Both the aliens and Larry would be wrong in their assessments. Our technology future isn’t going to be a soul-destroying slog toward a homogenized only-three-vendors-left-standing endpoint.
Instead, I believe that a significant subset of IT leaders is on the cusp of an imagination-driven renaissance in technology-enabled value creation. There remains a broad assortment of valuable endpoints — things to do with IT — and an intriguing set of options for doing them.
Not everyone will enjoy this renaissance. Research conducted in association with the Fisher College of Business at Ohio State University documents that 63 percent of the CIOs in the Global 2,000 got their jobs because their predecessors performed “suboptimally” (academicspeak for “they stunk”). Approximately 25 percent of these CIOs have been in their jobs less than two years. Since it typically takes about 18 to 30 months to remediate a “broken” IT shop, one out of four IT leaders will be too busy fighting alligators to actively engage his technology imagination.

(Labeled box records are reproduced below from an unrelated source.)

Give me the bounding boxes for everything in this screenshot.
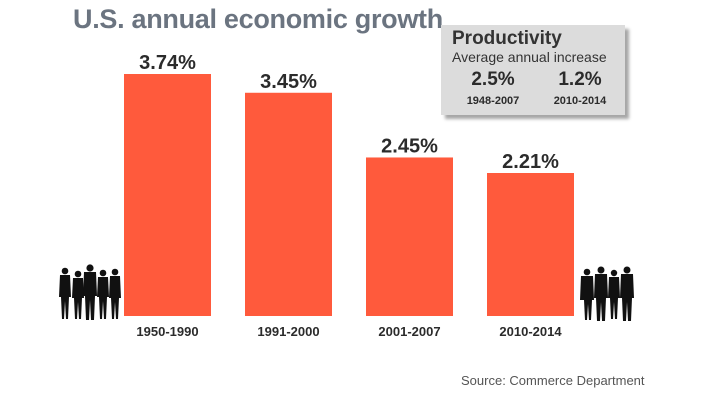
business-people-silhouettes-icon: [580, 266, 634, 321]
productivity-box: Productivity Average annual increase 2.5…: [441, 25, 625, 115]
productivity-period: 1948-2007: [466, 95, 520, 107]
productivity-item: 1.2% 2010-2014: [540, 69, 620, 107]
bar-value-label: 3.45%: [260, 71, 317, 93]
productivity-period: 2010-2014: [553, 95, 607, 107]
productivity-value: 1.2%: [558, 69, 602, 90]
productivity-title: Productivity: [452, 28, 562, 49]
chart-title: U.S. annual economic growth: [73, 4, 443, 34]
bar-value-label: 2.21%: [502, 151, 559, 173]
category-label: 1950-1990: [136, 324, 198, 339]
source-note: Source: Commerce Department: [461, 373, 645, 388]
bar-2001-2007: [366, 157, 453, 316]
bar-value-label: 3.74%: [139, 52, 196, 74]
bar-value-label: 2.45%: [381, 135, 438, 157]
productivity-subtitle: Average annual increase: [452, 49, 607, 65]
bar-1991-2000: [245, 92, 332, 316]
productivity-item: 2.5% 1948-2007: [453, 69, 533, 107]
category-label: 2010-2014: [499, 324, 562, 339]
bar-1950-1990: [124, 74, 211, 316]
productivity-value: 2.5%: [471, 69, 515, 90]
category-label: 2001-2007: [378, 324, 440, 339]
bar-2010-2014: [487, 173, 574, 316]
people-silhouettes-icon: [59, 264, 121, 320]
category-label: 1991-2000: [257, 324, 319, 339]
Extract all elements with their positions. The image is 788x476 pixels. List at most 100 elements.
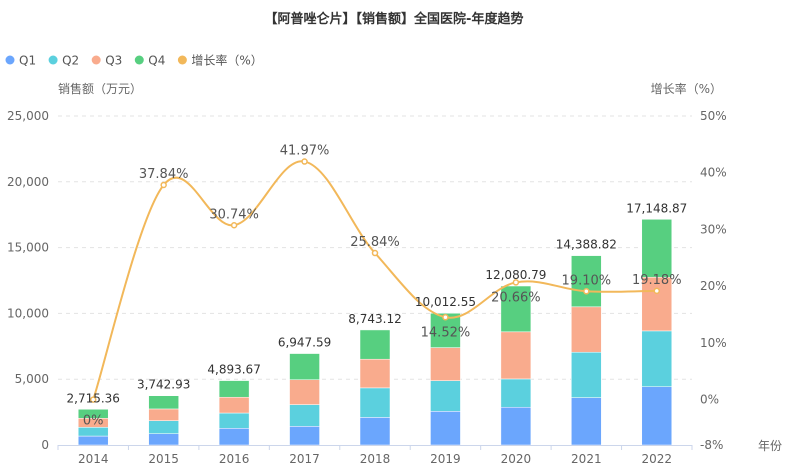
growth-rate-label: 14.52%	[421, 325, 471, 340]
x-tick-label: 2015	[148, 452, 179, 466]
legend-marker	[91, 55, 101, 65]
bar-q2-2019	[430, 380, 461, 412]
x-tick-label: 2021	[571, 452, 602, 466]
y2-tick-label: 0%	[700, 393, 719, 407]
bar-q3-2017	[289, 379, 320, 405]
growth-rate-point-2016	[230, 222, 238, 229]
x-tick-label: 2019	[430, 452, 461, 466]
total-label: 14,388.82	[556, 238, 617, 252]
y2-tick-label: 40%	[700, 166, 727, 180]
bar-q1-2019	[430, 411, 461, 446]
bar-q2-2020	[500, 378, 532, 408]
growth-rate-point-2019	[442, 314, 449, 321]
total-label: 12,080.79	[485, 268, 546, 282]
growth-rate-point-2020	[512, 279, 520, 286]
total-label: 4,893.67	[207, 363, 260, 377]
bar-q1-2020	[500, 406, 532, 446]
x-axis-label: 年份	[758, 439, 782, 453]
legend: Q1 Q2 Q3 Q4 增长率（%）	[5, 53, 263, 68]
growth-rate-label: 0%	[83, 413, 104, 428]
y-tick-label: 20,000	[7, 175, 49, 189]
growth-rate-label: 25.84%	[350, 235, 400, 250]
y-tick-label: 25,000	[7, 109, 49, 123]
bar-q2-2021	[571, 351, 602, 398]
y-tick-label: 5,000	[15, 372, 49, 386]
bar-q3-2020	[500, 331, 532, 380]
bar-q1-2021	[571, 397, 602, 446]
legend-marker	[5, 55, 15, 65]
bar-q2-2017	[289, 404, 320, 427]
y2-axis-label: 增长率（%）	[651, 81, 722, 96]
bar-q4-2018	[359, 329, 391, 360]
bar-q3-2015	[148, 408, 179, 421]
y-tick-label: 15,000	[7, 241, 49, 255]
total-label: 8,743.12	[348, 312, 401, 326]
bar-q3-2016	[218, 396, 250, 414]
bar-q4-2020	[500, 285, 532, 333]
growth-rate-point-2015	[160, 181, 167, 189]
bar-q4-2017	[289, 353, 320, 380]
x-tick-label: 2018	[360, 452, 391, 466]
legend-marker	[134, 55, 144, 65]
x-tick-label: 2020	[501, 452, 532, 466]
y-tick-label: 0	[41, 438, 49, 452]
legend-item-q2[interactable]: Q2	[48, 54, 80, 68]
legend-label: Q3	[105, 54, 122, 68]
y2-tick-label: -8%	[700, 438, 723, 452]
growth-rate-series	[89, 158, 661, 403]
total-label: 6,947.59	[278, 336, 331, 350]
x-tick-label: 2014	[78, 452, 109, 466]
x-tick-label: 2016	[219, 452, 250, 466]
growth-rate-label: 30.74%	[209, 207, 259, 222]
x-tick-label: 2022	[642, 452, 673, 466]
growth-rate-point-2018	[371, 249, 379, 257]
bar-q1-2018	[359, 417, 391, 446]
chart-title: 【阿普唑仑片】【销售额】全国医院-年度趋势	[265, 11, 524, 27]
bar-q3-2018	[359, 358, 391, 389]
growth-rate-point-2022	[653, 287, 661, 295]
growth-rate-label: 41.97%	[280, 144, 330, 159]
growth-rate-label: 19.10%	[562, 273, 612, 288]
bar-q4-2016	[218, 380, 250, 398]
bar-q1-2022	[641, 386, 673, 446]
total-label: 3,742.93	[137, 378, 190, 392]
bar-q1-2016	[218, 428, 250, 446]
legend-label: Q2	[62, 54, 79, 68]
legend-marker	[177, 55, 187, 65]
total-label: 2,715.36	[67, 391, 120, 405]
bar-q2-2018	[359, 387, 391, 418]
total-label: 17,148.87	[626, 201, 687, 215]
legend-item-q3[interactable]: Q3	[91, 54, 123, 68]
bar-q1-2015	[148, 433, 179, 446]
bar-q1-2014	[77, 435, 109, 446]
y2-tick-label: 10%	[700, 336, 727, 350]
axes: 0 5,000 10,000 15,000 20,000 25,000 -8% 0% 10% 20…	[7, 109, 727, 466]
growth-rate-point-2021	[583, 288, 590, 295]
y-tick-label: 10,000	[7, 306, 49, 320]
growth-rate-label: 19.18%	[632, 273, 682, 288]
bar-q4-2021	[571, 255, 602, 308]
bar-q4-2015	[148, 395, 179, 410]
growth-rate-label: 37.84%	[139, 167, 189, 182]
legend-item-q4[interactable]: Q4	[134, 54, 166, 68]
legend-label: Q1	[19, 54, 36, 68]
bar-q1-2017	[289, 426, 320, 446]
bar-q2-2016	[218, 412, 250, 429]
y-axis-label: 销售额（万元）	[58, 81, 142, 96]
bars	[77, 219, 673, 446]
bar-q3-2021	[571, 306, 602, 353]
legend-marker	[48, 55, 58, 65]
legend-item-q1[interactable]: Q1	[5, 54, 37, 68]
bar-q2-2022	[641, 330, 673, 387]
data-labels: 2,715.36 3,742.93 4,893.67 6,947.59 8,743.12…	[67, 144, 688, 429]
legend-item-growth-rate[interactable]: 增长率（%）	[177, 53, 263, 68]
growth-rate-point-2014	[89, 396, 97, 403]
bar-q2-2015	[148, 420, 179, 434]
growth-rate-point-2017	[301, 158, 308, 165]
bar-q3-2019	[430, 347, 461, 381]
bar-q2-2014	[77, 427, 109, 437]
bar-q4-2022	[641, 219, 673, 278]
y2-tick-label: 20%	[700, 279, 727, 293]
legend-label: 增长率（%）	[191, 53, 262, 68]
x-tick-label: 2017	[289, 452, 320, 466]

While those CIOs are busy in the swamp, the other 75 percent of IT leaders operate their shops in a nontoxic manner, maintain a pretty good relationship with the suits and have an opportunity to do something very significant with its next round of technology investments. That potential upside will be driven by technology imagination, so we need to explore the art of the possible. What should we do with the amazing array of powerful and increasingly affordable technologies before us?
Lest we forget, in a very soft economy and a very troubled industry, technology vendors continue to spend billions on research and development. Technology advances aren’t slowing down.
“We will make as much progress in the next 18 months as we had during the entire history of computing up to today,” predicts longtime industry player Ray Kurzweil, author of The Age of Spiritual Machines: When Computers Exceed Human Intelligence.
Think about it: Processing power continues to double every 18 months. Storage capacity continues to double every 12 months. Bandwidth throughput continues to double every nine months. Our challenge is to imagine how to make bags of money with this silicon cornucopia.
With the mainstream world we live in beginning to take on many of the hyperinformational characteristics of the imaginary world William Gibson created in his novel Neuromancer, many in the mainstream have run out of gas and can’t imagine what comes next. They’re too busy.
But IT doesn’t have to fall into that trap. You not only need to make the time, but you also need to address this exercise properly. Consider adopting the best practices of uberimagineers:
– Never imagine alone.
– Involve thinkers from other disciplines.
– Imagine along your vector of greed (great problems stimulate great imaginings).
– Time-box (hard-deadline) your thinking.
In Gibson’s latest novel, Pattern Recognition, one character tells us, “We have no future because our present is too volatile. We have only risk management.” Isn’t the biggest risk that our imaginations will fail to come up with solutions worth building or worlds worth living in?